The class for this action is public stockholders of Bear State Financial.
According to the complaint for this class action, the proposed transaction would affect the four companies as follows: Arvest Acquisition Sub would merge into Bear State Financial; Bear State Financial would dissolve or merge into Arvest Bank; and Bear State Bank would become a wholly-owned subsidiary of Arvest Bank. If Bear State’s stockholders approved the transaction, they would receive $10.28 cash for each share of Bear State Financial stock that they owned.
What the Proxy Statement leaves out, the complaint alleges, are the full details of the financial projections and valuation analyses performed by Bear State Financial’s financial advisor for the transaction, Raymond James & Associates.
The complaint alleges that stockholders need to know the details of how Raymond James made its projections and arrived at its valuations. It claims that when an advisor declares that a deal is fair, the stockholders must know the methods and figures it used in arriving at that decision. According to the complaint, the omission of this material makes the Proxy Statement false and misleading, specifically in two parts, the “Opinion of Raymond James & Associates, Inc.” and “Certain Unaudited Bear State Forecasts.”
In addition, the complaint claims that the Proxy Statement omits information on potential conflicts of interest for Bear State’s officers, including their potential employment with Arvest after the merger and a “retention cash incentive award” of $86,000 to Bear Bank’s Executive Vice President and Chief Accounting Officer. The complaint claims that these omissions render false and misleading the sections of the Proxy Statement “Background of the Merger” and “Interests of Certain Persons in the Merger.”

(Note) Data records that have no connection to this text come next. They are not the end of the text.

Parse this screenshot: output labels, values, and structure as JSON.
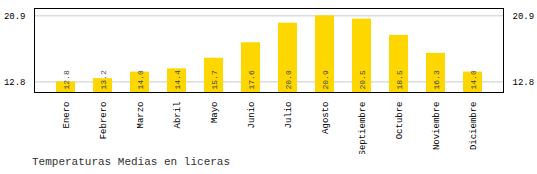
{
  "chart_data": {
    "type": "bar",
    "title": "Temperaturas Medias en liceras",
    "categories": [
      "Enero",
      "Febrero",
      "Marzo",
      "Abril",
      "Mayo",
      "Junio",
      "Julio",
      "Agosto",
      "Septiembre",
      "Octubre",
      "Noviembre",
      "Diciembre"
    ],
    "values": [
      12.8,
      13.2,
      14.0,
      14.4,
      15.7,
      17.6,
      20.0,
      20.9,
      20.5,
      18.5,
      16.3,
      14.0
    ],
    "value_labels": [
      "12.8",
      "13.2",
      "14.0",
      "14.4",
      "15.7",
      "17.6",
      "20.0",
      "20.9",
      "20.5",
      "18.5",
      "16.3",
      "14.0"
    ],
    "data_labels": true,
    "color": "#FFD700",
    "ylim": [
      11.5,
      21.8
    ],
    "yticks": [
      12.8,
      20.9
    ],
    "grid": true
  }
}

Also, the complaint claims that the Proxy Statement omits information on potential conflicts of interest for the financial advisors and material on the background of the proposed transaction, in which Bear State reached out to other financial institutions about acquiring Bear State, rendering false and misleading the Proxy Statement’s “Opinion of Raymond James & Associates” and “Background of the Merger.”
All this, the complaint alleges, violates certain sections of the Securities Exchange Act of 1934.